Container Shutdown Behaviour

  • YARN 2.3.0 < version < 2.4.0. All containers are restarted if the application master fails.
  • YARN 2.4.0 < version < 2.6.0. TaskManager containers are kept alive across application master failures. This has the advantage that the startup time is faster and that the user does not have to wait for obtaining the container resources again.
  • YARN 2.6.0 <= version: Sets the attempt failure validity interval to the Flinks’ Akka timeout value. The attempt failure validity interval says that an application is only killed after the system has seen the maximum number of application attempts during one interval. This avoids that a long lasting job will deplete it’s application attempts.

Hadoop YARN 2.4.0 has a major bug (fixed in 2.5.0) preventing container restarts from a restarted Application Master/Job Manager container. See FLINK-4142 for details. We recommend using at least Hadoop 2.5.0 for high availability setups on YARN.

Supported Hadoop versions.

Flink on YARN is compiled against Hadoop 2.4.1, and all Hadoop versions >= 2.4.1 are supported, including Hadoop 3.x.

For providing Flink with the required Hadoop dependencies, we recommend setting the HADOOP_CLASSPATH environment variable already introduced in the Getting Started / Preparation section.

If that is not possible, the dependencies can also be put into the lib/ folder of Flink.

Flink also offers pre-bundled Hadoop fat jars for placing them in the lib/ folder, on the [Downloads / Additional Components](http://nightlies.apache.org/flink/flink-docs-release-1.14/zh/docs/deployment/resource-providers/yarn/

  1. /flink.apache.org/zh/downloads.html

additional-components) section of the website. These pre-bundled fat jars are shaded to avoid dependency conflicts with common libraries. The Flink community is not testing the YARN integration against these pre-bundled jars.

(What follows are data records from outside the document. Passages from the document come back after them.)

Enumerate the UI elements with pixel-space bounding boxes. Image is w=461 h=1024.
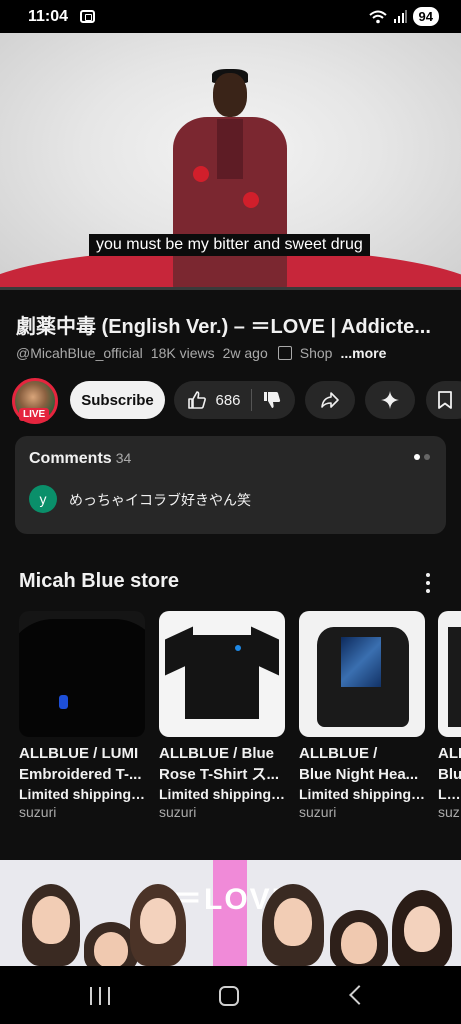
comments-pager-dots bbox=[414, 454, 430, 460]
product-image bbox=[19, 611, 145, 737]
product-name-line1: ALLBLUE / LUMI bbox=[19, 745, 139, 762]
product-card[interactable]: ALL Blu Lim suz bbox=[438, 611, 461, 820]
video-caption: you must be my bitter and sweet drug bbox=[89, 234, 370, 256]
video-progress-bar[interactable] bbox=[0, 287, 461, 290]
product-name-line2: Embroidered T-... bbox=[19, 766, 142, 783]
signal-icon bbox=[393, 10, 407, 23]
video-player[interactable]: you must be my bitter and sweet drug bbox=[0, 33, 461, 290]
product-name-line1: ALLBLUE / bbox=[299, 745, 378, 762]
top-comment-text: めっちゃイコラブ好きやん笑 bbox=[69, 492, 251, 508]
sparkle-icon bbox=[381, 391, 399, 409]
product-name-line2: Blue Night Hea... bbox=[299, 766, 419, 783]
system-nav-bar bbox=[0, 966, 461, 1024]
product-name-line2: Rose T-Shirt ス... bbox=[159, 766, 280, 783]
video-meta[interactable]: @MicahBlue_official 18K views 2w ago Sho… bbox=[16, 345, 386, 361]
product-image bbox=[159, 611, 285, 737]
product-shipping: Lim bbox=[438, 786, 461, 802]
product-name-line1: ALLBLUE / Blue bbox=[159, 745, 274, 762]
product-card[interactable]: ALLBLUE / Blue Night Hea... Limited ship… bbox=[299, 611, 425, 820]
store-title: Micah Blue store bbox=[19, 570, 180, 592]
product-name-line1: ALL bbox=[438, 745, 461, 762]
back-icon[interactable] bbox=[349, 985, 369, 1005]
product-seller: suz bbox=[438, 804, 460, 820]
like-dislike-pill: 686 bbox=[174, 381, 295, 419]
product-image bbox=[438, 611, 461, 737]
channel-handle[interactable]: @MicahBlue_official bbox=[16, 345, 143, 361]
product-seller: suzuri bbox=[19, 804, 57, 820]
shopping-bag-icon bbox=[277, 346, 292, 360]
share-icon bbox=[321, 392, 339, 408]
comments-heading: Comments 34 bbox=[29, 450, 131, 468]
home-icon[interactable] bbox=[219, 986, 239, 1006]
comments-label: Comments bbox=[29, 450, 112, 467]
status-indicators: 94 bbox=[368, 7, 439, 26]
shop-link[interactable]: Shop bbox=[300, 345, 333, 361]
product-card[interactable]: ALLBLUE / Blue Rose T-Shirt ス... Limited… bbox=[159, 611, 285, 820]
comments-count: 34 bbox=[115, 450, 132, 466]
subscribe-button[interactable]: Subscribe bbox=[70, 381, 165, 419]
product-shipping: Limited shipping ... bbox=[19, 786, 145, 802]
like-divider bbox=[250, 389, 252, 411]
product-seller: suzuri bbox=[299, 804, 337, 820]
product-shipping: Limited shipping ... bbox=[159, 786, 285, 802]
bookmark-icon bbox=[438, 391, 452, 409]
next-video-thumbnail[interactable]: ＝LOVE bbox=[0, 860, 461, 966]
recents-icon[interactable] bbox=[90, 987, 110, 1005]
product-name-line2: Blu bbox=[438, 766, 461, 783]
comments-card[interactable]: Comments 34 y めっちゃイコラブ好きやん笑 bbox=[15, 436, 446, 534]
action-row: LIVE Subscribe 686 bbox=[12, 378, 461, 424]
store-menu-icon[interactable] bbox=[418, 571, 438, 595]
battery-level: 94 bbox=[412, 7, 439, 26]
thumbs-up-icon[interactable] bbox=[187, 390, 207, 410]
product-shipping: Limited shipping ... bbox=[299, 786, 425, 802]
screen-record-icon bbox=[80, 10, 96, 23]
save-button[interactable] bbox=[426, 381, 461, 419]
live-badge: LIVE bbox=[19, 408, 50, 421]
view-count: 18K views bbox=[150, 345, 215, 361]
product-image bbox=[299, 611, 425, 737]
more-button[interactable]: ...more bbox=[340, 345, 386, 361]
share-button[interactable] bbox=[305, 381, 355, 419]
product-seller: suzuri bbox=[159, 804, 197, 820]
wifi-icon bbox=[368, 10, 387, 23]
video-title[interactable]: 劇薬中毒 (English Ver.) – ＝LOVE | Addicte... bbox=[16, 310, 446, 339]
product-card[interactable]: ALLBLUE / LUMI Embroidered T-... Limited… bbox=[19, 611, 145, 820]
upload-age: 2w ago bbox=[222, 345, 268, 361]
status-time: 11:04 bbox=[28, 7, 69, 25]
ask-button[interactable] bbox=[365, 381, 415, 419]
status-bar: 11:04 94 bbox=[0, 0, 461, 33]
like-count[interactable]: 686 bbox=[215, 392, 240, 409]
commenter-avatar: y bbox=[29, 485, 57, 513]
thumbs-down-icon[interactable] bbox=[262, 390, 282, 410]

Some YARN clusters use firewalls for controlling the network traffic between the cluster and the rest of the network. In those setups, Flink jobs can only be submitted to a YARN session from within the cluster’s network (behind the firewall). If this is not feasible for production use, Flink allows to configure a port range for its REST endpoint, used for the client-cluster communication. With this range configured, users can also submit jobs to Flink crossing the firewall.

The configuration parameter for specifying the REST endpoint port is rest.bind-port. This configuration option accepts single ports (for example: “50010”), ranges (“50000-50025”), or a combination of both.

User jars & Classpath

By default Flink will include the user jars into the system classpath when running a single job. This behavior can be controlled with the yarn.per-job-cluster.include-user-jar parameter.

When setting this to DISABLED Flink will include the jar in the user classpath instead.

The user-jars position in the classpath can be controlled by setting the parameter to one of the following:

  • ORDER: (default) Adds the jar to the system classpath based on the lexicographic order.
  • FIRST: Adds the jar to the beginning of the system classpath.
  • LAST: Adds the jar to the end of the system classpath.